En tant que spécialiste de la rhétorique et de l’histoire sociale des discours, François Provenzano s’est attelé à décrypter les textes, les prises de position, les déclarations d’intellectuels et d’écrivains qui se firent les porteurs du projet francophone. L’analyse n’est pas à strictement parler que politique, mais elle s’appuie constamment sur l’idéologie qui entoure ce concept diffus afin d’en dégager les implications qu’il recouvre dans la dimension linguistique et, plus encore, dans le champ littéraire. Voilà d’ailleurs pourquoi l’essayiste préfère parler de «francodoxie», afin de «renvoyer à ce qui doit constituer […] l’objet même de la nouvelle historiographie défendue ici, à savoir les matrices rhétoriques (le stock d’arguments, de figures, de représentations, de manières de dire) qui génèrent les discours d’évidence et d’autorité, tantôt sur la “civilisation française”, tantôt sur la “francophonie”, tantôt sur l’“identité nationale”».
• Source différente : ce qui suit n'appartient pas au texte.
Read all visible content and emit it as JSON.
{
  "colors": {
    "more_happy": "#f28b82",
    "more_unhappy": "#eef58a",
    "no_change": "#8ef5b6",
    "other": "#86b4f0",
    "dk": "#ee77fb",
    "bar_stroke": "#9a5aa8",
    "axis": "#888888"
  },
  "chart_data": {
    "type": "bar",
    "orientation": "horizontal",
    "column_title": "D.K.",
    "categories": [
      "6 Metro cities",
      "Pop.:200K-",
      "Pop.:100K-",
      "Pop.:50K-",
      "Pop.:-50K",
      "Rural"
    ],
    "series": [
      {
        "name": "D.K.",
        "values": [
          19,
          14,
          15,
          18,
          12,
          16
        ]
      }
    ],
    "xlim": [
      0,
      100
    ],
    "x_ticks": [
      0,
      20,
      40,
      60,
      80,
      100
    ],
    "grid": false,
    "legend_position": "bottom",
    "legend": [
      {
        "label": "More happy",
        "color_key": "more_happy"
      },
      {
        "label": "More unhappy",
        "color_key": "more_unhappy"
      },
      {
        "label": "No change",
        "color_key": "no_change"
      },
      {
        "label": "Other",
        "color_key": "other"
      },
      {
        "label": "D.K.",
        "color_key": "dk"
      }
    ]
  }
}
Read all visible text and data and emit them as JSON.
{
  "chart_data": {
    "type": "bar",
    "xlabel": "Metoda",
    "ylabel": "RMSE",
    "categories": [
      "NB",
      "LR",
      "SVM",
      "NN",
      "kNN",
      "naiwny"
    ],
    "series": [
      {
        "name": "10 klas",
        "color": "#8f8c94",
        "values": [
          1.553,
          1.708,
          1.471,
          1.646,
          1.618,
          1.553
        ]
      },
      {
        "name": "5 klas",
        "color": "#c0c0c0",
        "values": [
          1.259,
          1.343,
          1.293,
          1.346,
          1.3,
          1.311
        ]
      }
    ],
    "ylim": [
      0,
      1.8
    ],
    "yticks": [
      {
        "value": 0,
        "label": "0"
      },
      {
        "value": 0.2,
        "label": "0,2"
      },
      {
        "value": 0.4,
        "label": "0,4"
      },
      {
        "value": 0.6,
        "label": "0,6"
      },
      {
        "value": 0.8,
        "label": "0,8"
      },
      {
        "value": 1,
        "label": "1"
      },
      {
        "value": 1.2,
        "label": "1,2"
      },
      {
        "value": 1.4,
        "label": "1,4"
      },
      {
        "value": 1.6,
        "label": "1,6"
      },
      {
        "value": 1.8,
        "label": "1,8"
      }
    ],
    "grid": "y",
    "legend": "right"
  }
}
Après donc avoir brossé un panorama des institutions qui servirent à asseoir la «doxa» francophone, François Provenzano passe à l’objet même de son propos, soit le décorticage des discours francodoxes. Le lecteur découvre ainsi, au détour de quelques moments de cristallisation, des figures méconnues ou oubliées, sans lesquelles la francophonie n’aurait été qu’une vague tentation, une belle coquille peinte mais définitivement creuse. Onésime Reclus (1837-1916), frère du géographe libertaire plus célèbre, mérite en l’occurrence le titre de personnage-phare, non seulement parce qu’il aurait forgé le terme «francophonie» mais aussi dans la mesure où il aura le premier donné à ce concept une portée géopolitique large. Tenant de la vision selon laquelle la langue serait un facteur fédérateur bien plus puissant que le lien ethnique, Onésime Reclus prône une sorte d’impérialisme linguistique du français, permettant une solidarité presque naturelle entre centre et périphérie et, faut-il le dire, en parfaite adéquation avec le projet colonial de la France au XIXe siècle. La francophonie est, sous sa plume, envisagée comme un territoire qu’il s’agit d’enrichir démographiquement, avant même d’être une communauté humaine. Le ciment de ce projet clairement expansionniste, c’est le français, jugé «idiome supérieur» ; un constat qui laisse circonspect, tant il paraît en connivence avec d’autres suspectes hiérarchies…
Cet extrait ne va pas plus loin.